Developed by Nintendo legend Gunpei Yokoi, it was an even bigger flop than the GameCube for Nintendo. But that just makes it even more collectible. At 148,000 yen it’s a bit of a steal as well. I would give you the address so you could rush here and buy it but addresses in Tokyo confuse Tokyoites even more than they do foreigners. You would just end up somewhere in North Korea by accident, and we really wouldn’t want that. Although I hear Kim Jong Il is a mean fisherman.

On a serious note, they are not hard to find in Akihabara, and Akihabara in turn is not hard to find. I think I just drooled.

Damian Francis is the editor-at-large for Australian T3 and contributing technology editor for GQ Australia. He is in Japan as a guest of Toyota Australia.


Comments

  • chumplunt

    October 20, 2009 at 12:18 PM

    Screw the address, I want to know how you managed to time travel?

  • Mat Perovic

    October 20, 2009 at 1:39 PM

    Couldn’t you just post it to yourself?

  • Damian Francis

    October 20, 2009 at 2:29 PM

    You time travel by flying Japan Airlines from Brisbane to Japan… at least it feels like that on an old 767 Chumplunt!

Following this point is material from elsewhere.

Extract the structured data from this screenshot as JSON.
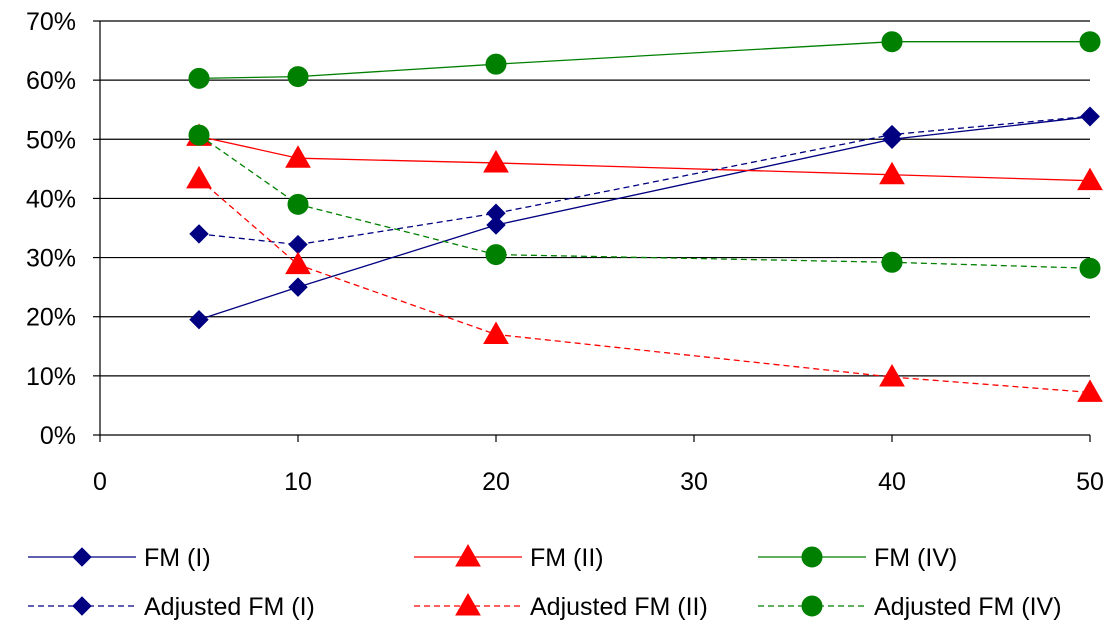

    Yeah, I probably could post it back to myself Mat. But I’m pretty flat out getting stuff done for Giz. And there is one more problem, I’m a journalist, we don’t earn money. They pay us in Cheetos, which is fine unless you’re lactose intolerant.

    Not so much because Cheetos have lactose in them, but more because the machines that make them have traces of nuts, dairy, and alien spacecraft from Area 51… or so I’m told.

  • Marc

    October 20, 2009 at 8:11 PM

    Hahaha, i actually have one of those, original box with like 5 games and everything. Bought it when i was a kid in LA, used for about 2 weeks before the novelty of it wore off.

  • Mark

    October 21, 2009 at 1:47 AM

    GameCube sold 22 million units and hundreds of millions of games, generating billions in profits. Hardly a “flop”. I’d like the author to point to a business enterprise that he managed that was more successful.

    Virtual Boy was a flop. Don’t put GameCube and Virtual Boy in the same breath.